Page MenuHomePhabricator

Spin up virtualized NFS server strictly for Grid Engine database and management
Closed, DeclinedPublic

Description

In the current arrangement, the project and tools NFS is shared with the actual database of grid engine. It is possible to remove the dependence on NFS, but without a shared storage platform, shadow master functionality becomes worse or impossible even with an external DB server.

However, this means that a malfunctioning tool is able to corrupt the gridengine database or cause the entire grid to collapse for some time even after the NFS problem is recovered.

The only thing that needs to be preserved separately really is the spooling database and related files in the /var/spool/gridengine directly.

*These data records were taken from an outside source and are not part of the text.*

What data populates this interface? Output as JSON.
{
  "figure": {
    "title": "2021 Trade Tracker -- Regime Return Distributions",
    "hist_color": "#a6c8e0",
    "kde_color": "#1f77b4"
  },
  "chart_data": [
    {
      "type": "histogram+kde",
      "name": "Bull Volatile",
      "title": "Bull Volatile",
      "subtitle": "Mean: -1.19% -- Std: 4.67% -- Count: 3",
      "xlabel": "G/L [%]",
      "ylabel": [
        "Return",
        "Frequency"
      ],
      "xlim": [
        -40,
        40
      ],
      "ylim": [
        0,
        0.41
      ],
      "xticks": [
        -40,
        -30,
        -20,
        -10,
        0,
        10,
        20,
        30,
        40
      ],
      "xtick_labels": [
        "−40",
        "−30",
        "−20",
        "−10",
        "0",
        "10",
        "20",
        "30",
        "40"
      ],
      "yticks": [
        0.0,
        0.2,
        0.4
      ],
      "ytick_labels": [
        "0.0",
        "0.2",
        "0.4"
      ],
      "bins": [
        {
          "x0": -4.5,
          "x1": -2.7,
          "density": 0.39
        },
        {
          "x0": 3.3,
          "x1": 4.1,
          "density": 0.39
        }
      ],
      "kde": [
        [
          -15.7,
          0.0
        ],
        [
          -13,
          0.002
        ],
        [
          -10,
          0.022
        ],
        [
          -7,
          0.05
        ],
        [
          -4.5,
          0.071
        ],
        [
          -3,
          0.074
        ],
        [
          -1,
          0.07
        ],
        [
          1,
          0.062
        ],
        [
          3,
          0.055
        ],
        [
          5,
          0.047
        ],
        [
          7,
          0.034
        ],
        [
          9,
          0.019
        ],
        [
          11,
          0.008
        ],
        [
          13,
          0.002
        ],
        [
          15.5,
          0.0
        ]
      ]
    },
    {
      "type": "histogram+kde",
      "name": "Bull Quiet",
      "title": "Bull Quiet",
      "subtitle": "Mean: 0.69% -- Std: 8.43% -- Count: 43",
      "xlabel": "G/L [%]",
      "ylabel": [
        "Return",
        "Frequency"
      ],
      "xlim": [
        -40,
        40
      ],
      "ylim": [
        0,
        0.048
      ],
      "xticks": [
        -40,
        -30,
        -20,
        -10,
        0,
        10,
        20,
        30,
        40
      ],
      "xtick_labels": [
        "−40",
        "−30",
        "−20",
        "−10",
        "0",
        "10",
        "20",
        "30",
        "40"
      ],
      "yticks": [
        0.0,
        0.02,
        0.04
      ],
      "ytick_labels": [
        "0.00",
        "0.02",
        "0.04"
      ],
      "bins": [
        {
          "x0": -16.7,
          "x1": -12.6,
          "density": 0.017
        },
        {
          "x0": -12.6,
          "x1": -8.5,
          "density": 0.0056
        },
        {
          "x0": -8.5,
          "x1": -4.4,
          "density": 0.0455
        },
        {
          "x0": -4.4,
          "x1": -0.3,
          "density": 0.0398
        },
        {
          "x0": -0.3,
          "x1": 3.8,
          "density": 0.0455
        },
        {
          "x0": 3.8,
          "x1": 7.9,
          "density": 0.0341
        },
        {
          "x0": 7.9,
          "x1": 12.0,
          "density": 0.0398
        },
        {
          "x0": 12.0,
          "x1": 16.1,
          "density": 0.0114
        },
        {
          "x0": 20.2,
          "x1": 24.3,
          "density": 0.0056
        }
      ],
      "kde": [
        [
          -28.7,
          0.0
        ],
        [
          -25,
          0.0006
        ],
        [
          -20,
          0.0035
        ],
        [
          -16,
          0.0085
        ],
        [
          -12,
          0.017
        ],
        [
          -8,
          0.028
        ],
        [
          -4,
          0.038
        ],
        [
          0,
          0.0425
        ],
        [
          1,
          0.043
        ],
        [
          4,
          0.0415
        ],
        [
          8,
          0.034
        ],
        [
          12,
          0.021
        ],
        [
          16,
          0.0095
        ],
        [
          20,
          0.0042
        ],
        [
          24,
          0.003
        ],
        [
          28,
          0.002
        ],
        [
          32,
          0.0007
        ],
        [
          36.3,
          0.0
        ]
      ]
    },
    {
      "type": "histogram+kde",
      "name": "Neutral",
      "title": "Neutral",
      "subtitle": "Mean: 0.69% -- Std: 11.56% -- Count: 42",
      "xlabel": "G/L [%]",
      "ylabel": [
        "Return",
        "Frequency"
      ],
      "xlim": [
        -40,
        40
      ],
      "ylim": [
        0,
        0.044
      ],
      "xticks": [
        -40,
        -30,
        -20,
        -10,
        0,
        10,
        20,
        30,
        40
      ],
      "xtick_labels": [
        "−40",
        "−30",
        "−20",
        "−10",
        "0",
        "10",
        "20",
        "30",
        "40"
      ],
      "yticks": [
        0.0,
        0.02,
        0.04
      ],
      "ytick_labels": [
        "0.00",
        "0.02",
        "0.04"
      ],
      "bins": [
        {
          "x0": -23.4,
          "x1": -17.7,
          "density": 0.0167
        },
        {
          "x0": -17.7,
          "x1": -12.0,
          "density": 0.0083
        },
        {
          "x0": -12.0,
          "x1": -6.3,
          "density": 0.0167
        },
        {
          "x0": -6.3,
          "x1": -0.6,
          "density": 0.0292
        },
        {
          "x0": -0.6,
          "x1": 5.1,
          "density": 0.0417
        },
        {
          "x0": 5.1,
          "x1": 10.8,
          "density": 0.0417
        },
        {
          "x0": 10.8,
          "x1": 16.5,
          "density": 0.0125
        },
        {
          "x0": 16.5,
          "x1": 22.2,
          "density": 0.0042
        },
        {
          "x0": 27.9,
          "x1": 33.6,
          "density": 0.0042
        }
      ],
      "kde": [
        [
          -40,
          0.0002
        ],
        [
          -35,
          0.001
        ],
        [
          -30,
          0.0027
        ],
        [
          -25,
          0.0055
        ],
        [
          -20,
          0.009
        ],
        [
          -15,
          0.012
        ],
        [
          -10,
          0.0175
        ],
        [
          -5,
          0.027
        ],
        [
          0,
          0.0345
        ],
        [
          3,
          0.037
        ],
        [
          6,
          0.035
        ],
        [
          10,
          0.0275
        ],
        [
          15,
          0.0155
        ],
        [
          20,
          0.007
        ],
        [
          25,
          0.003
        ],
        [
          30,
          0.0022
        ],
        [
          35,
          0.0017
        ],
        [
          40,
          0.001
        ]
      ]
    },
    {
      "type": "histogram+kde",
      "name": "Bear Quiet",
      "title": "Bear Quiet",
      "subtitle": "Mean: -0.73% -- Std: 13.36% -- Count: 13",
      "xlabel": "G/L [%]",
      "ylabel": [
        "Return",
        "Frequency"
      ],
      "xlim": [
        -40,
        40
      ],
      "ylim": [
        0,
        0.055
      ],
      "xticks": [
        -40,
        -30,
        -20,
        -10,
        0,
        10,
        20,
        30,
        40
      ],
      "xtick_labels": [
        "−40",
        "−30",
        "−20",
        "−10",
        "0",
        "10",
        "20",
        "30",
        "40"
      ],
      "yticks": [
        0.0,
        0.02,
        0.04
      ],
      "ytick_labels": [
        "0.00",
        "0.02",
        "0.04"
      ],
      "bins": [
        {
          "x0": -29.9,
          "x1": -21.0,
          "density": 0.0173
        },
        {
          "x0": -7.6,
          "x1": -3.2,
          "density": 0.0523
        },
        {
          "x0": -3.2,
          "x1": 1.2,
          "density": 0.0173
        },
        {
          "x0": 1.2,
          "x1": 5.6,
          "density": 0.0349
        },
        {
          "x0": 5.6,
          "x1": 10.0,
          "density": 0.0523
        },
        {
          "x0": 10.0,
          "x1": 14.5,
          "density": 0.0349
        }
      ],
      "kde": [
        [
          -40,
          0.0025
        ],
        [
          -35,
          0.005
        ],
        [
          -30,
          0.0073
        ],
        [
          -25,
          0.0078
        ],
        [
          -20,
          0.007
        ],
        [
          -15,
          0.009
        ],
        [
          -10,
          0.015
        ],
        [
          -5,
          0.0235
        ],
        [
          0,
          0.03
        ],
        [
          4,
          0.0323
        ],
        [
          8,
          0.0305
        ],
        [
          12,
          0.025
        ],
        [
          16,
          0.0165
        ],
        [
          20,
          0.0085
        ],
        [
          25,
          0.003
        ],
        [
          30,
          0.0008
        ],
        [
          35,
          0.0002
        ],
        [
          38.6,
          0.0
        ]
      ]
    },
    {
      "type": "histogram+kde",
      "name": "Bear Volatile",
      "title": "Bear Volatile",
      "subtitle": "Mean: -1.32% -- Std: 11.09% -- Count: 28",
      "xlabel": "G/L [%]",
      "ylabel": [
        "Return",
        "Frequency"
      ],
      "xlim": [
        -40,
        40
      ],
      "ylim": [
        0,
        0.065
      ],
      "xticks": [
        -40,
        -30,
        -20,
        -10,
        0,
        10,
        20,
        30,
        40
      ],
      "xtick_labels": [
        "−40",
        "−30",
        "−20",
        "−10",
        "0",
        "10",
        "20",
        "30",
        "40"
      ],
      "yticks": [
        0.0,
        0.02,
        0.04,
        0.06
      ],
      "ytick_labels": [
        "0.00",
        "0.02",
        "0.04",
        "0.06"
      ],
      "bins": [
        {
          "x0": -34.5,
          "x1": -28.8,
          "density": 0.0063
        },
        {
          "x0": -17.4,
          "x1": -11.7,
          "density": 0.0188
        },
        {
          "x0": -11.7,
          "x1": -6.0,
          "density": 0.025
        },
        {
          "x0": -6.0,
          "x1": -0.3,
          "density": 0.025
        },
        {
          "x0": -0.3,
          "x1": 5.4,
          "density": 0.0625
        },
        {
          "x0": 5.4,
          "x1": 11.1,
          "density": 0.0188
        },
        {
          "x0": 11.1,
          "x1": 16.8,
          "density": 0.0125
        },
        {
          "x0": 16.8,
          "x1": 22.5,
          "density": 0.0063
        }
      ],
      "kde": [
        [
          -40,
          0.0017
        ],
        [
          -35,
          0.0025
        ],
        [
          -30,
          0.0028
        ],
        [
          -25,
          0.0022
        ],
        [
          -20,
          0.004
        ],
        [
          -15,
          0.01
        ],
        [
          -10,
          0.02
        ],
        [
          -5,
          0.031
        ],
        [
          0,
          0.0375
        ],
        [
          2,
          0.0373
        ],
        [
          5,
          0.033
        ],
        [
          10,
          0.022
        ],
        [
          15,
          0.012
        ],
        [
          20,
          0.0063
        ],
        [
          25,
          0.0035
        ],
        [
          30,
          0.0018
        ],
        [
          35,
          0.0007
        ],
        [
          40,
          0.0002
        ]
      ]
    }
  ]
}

Most of toolforge will collapse if NFS is in bad enough shape anyway, but the database needs to be kept in order.

Since this would encompass only files in the .system_sge directory or even a subdirectory of that, this really could be a VM in the tools project.

NOTE: It is also possible to spin up a BerkeleyDB Spooling Server, but the packaging scheme in our OS doesn't make it terribly easy. Besides that may be an even more unstable method of preserving the database than NFS.

Event Timeline

Bstorm created this task.
bd808 lowered the priority of this task from High to Low.Aug 8 2019, 4:03 AM
Bstorm lowered the priority of this task from Low to Lowest.Jun 11 2020, 10:46 PM

This may not even be the approach we take in the end. The grid may end up outside of tools first. Beyond that, we are likely to rebuild NFS servers to work differently first as well. As we are stabilizing our NFS design, this whole issue is much less scary.

We may think about this when the next iteration of NFS rebuild happens.